Lately I've been shopping around for a good thesaurus, one that establishes terms for the many different physical forms that archival materials take. This includes paper-based holdings like letters, diaries, leaflets, and contact sheets, and audiovisual items like radio and television programs. If we use a set of standardized terms to describe our archival materials, it will be easy for researchers to locate all of the diaries or radio programs in our new digital collections portal when it launches early next year.
Thesaurus shopping is a microcosm of the irony of standards in the archival world--there are many to choose from. This undermines the intent of standardization, yet is the reality.
With at least three contenders, competition in the world of physical-form thesauri is more intense than a layman might expect. The Library of Congress (LC) genre/form terms is the grand dame of the group. Genre/form terms were mixed in with subject terms in the LC's thesaurus of subject headings, which dates to 1898. The new kid on the block is the Thesaurus For Graphic Materials (TGM), which came out of the rare books and manuscripts community in the 1980s. Meanwhile, the needs of art libraries triggered work on the Getty's Art & Architecture Thesaurus (AAT) in the 1970s.

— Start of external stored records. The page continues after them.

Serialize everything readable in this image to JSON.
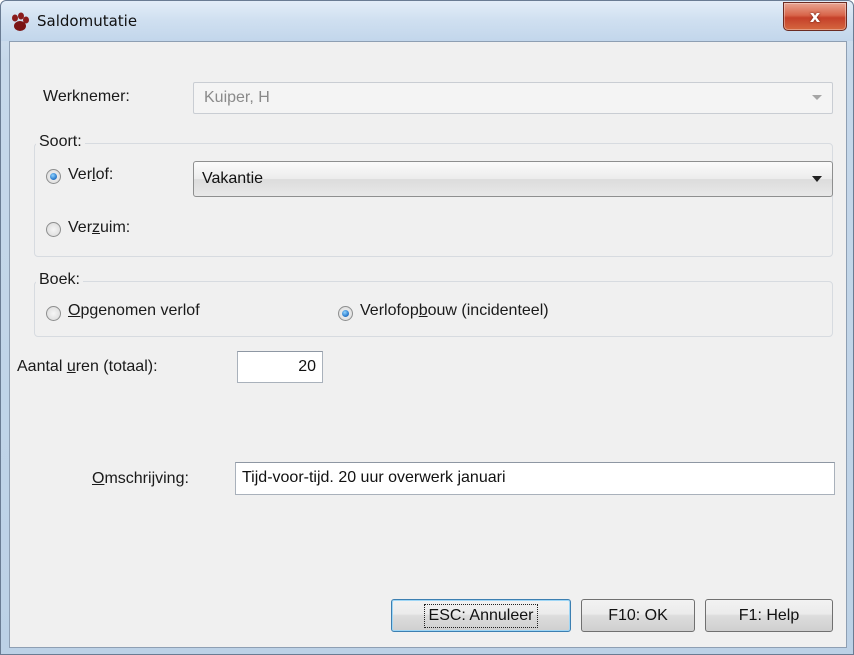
{
  "window": {
    "title": "Saldomutatie",
    "close_label": "x"
  },
  "form": {
    "werknemer_label": "Werknemer:",
    "werknemer_value": "Kuiper, H",
    "soort": {
      "group_label": "Soort:",
      "verlof_pre": "Ver",
      "verlof_ul": "l",
      "verlof_post": "of:",
      "verlof_checked": true,
      "verlof_type_value": "Vakantie",
      "verzuim_pre": "Ver",
      "verzuim_ul": "z",
      "verzuim_post": "uim:",
      "verzuim_checked": false
    },
    "boek": {
      "group_label": "Boek:",
      "opgenomen_ul": "O",
      "opgenomen_post": "pgenomen verlof",
      "opgenomen_checked": false,
      "verlofopbouw_pre": "Verlofop",
      "verlofopbouw_ul": "b",
      "verlofopbouw_post": "ouw (incidenteel)",
      "verlofopbouw_checked": true
    },
    "aantal_pre": "Aantal ",
    "aantal_ul": "u",
    "aantal_post": "ren (totaal):",
    "aantal_value": "20",
    "omschrijving_ul": "O",
    "omschrijving_post": "mschrijving:",
    "omschrijving_value": "Tijd-voor-tijd. 20 uur overwerk januari"
  },
  "buttons": {
    "cancel": "ESC: Annuleer",
    "ok": "F10: OK",
    "help": "F1: Help"
  },
  "icons": {
    "app": "app-paw-icon",
    "close": "close-icon",
    "dropdown": "chevron-down-icon"
  },
  "colors": {
    "accent_radio": "#2f7fcf",
    "close_button": "#c5402a",
    "default_button_border": "#3c7fb1"
  }
}
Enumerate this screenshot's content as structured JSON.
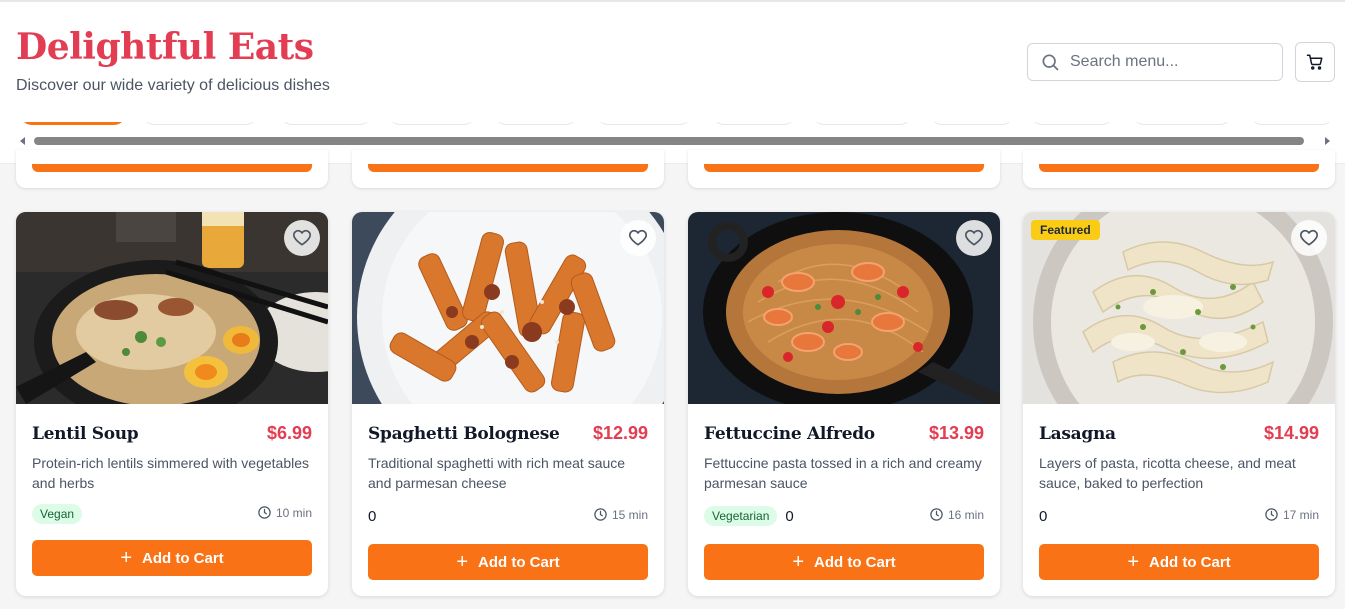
{
  "header": {
    "brand": "Delightful Eats",
    "tagline": "Discover our wide variety of delicious dishes",
    "search_placeholder": "Search menu...",
    "cart_icon": "shopping-cart-icon",
    "search_icon": "search-icon"
  },
  "colors": {
    "brand": "#e23d52",
    "accent": "#f97316",
    "featured": "#facc15",
    "badge_bg": "#dcfce7",
    "badge_text": "#166534"
  },
  "dishes": [
    {
      "name": "Lentil Soup",
      "price": "$6.99",
      "description": "Protein-rich lentils simmered with vegetables and herbs",
      "badge": "Vegan",
      "count": "",
      "time": "10 min",
      "featured": false,
      "add_label": "Add to Cart"
    },
    {
      "name": "Spaghetti Bolognese",
      "price": "$12.99",
      "description": "Traditional spaghetti with rich meat sauce and parmesan cheese",
      "badge": "",
      "count": "0",
      "time": "15 min",
      "featured": false,
      "add_label": "Add to Cart"
    },
    {
      "name": "Fettuccine Alfredo",
      "price": "$13.99",
      "description": "Fettuccine pasta tossed in a rich and creamy parmesan sauce",
      "badge": "Vegetarian",
      "count": "0",
      "time": "16 min",
      "featured": false,
      "add_label": "Add to Cart"
    },
    {
      "name": "Lasagna",
      "price": "$14.99",
      "description": "Layers of pasta, ricotta cheese, and meat sauce, baked to perfection",
      "badge": "",
      "count": "0",
      "time": "17 min",
      "featured": true,
      "featured_label": "Featured",
      "add_label": "Add to Cart"
    }
  ]
}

My shopping list included physical forms like reports and drawings, which are not well represented by LC terms, and oral histories, which are not recognized as a form in TGM. But all three thesauri lacked a term for panel discussions, in which a group of speakers is guided by a moderator in a formal discussion before an audience. Our Commonwealth Club sound recordings include many such programs.
The TGM and LC thesaurus contain the term "discussions," but it suggests informality and lack of structure. When I searched AAT, a thesaurus that covers art and architectural terms, I got a whopping 45 results for "panels." However, the terms involved structural or surface elements of buildings, or were a type of building (I hadn't known that panel-houses is a term for brothels).
Dismayed by this gap, I contacted the AAT editors to suggest adding "panel discussions" or "roundtables" to their thesaurus. Normally new terms are submitted via institutional project staff who are trained and provide authoritative research, but in this case the managing editor responded the same day that she would add three new terms to AAT: discussions (meetings), panels (meetings), and roundtables (meetings). In just one day "panels" got a whole new meaning!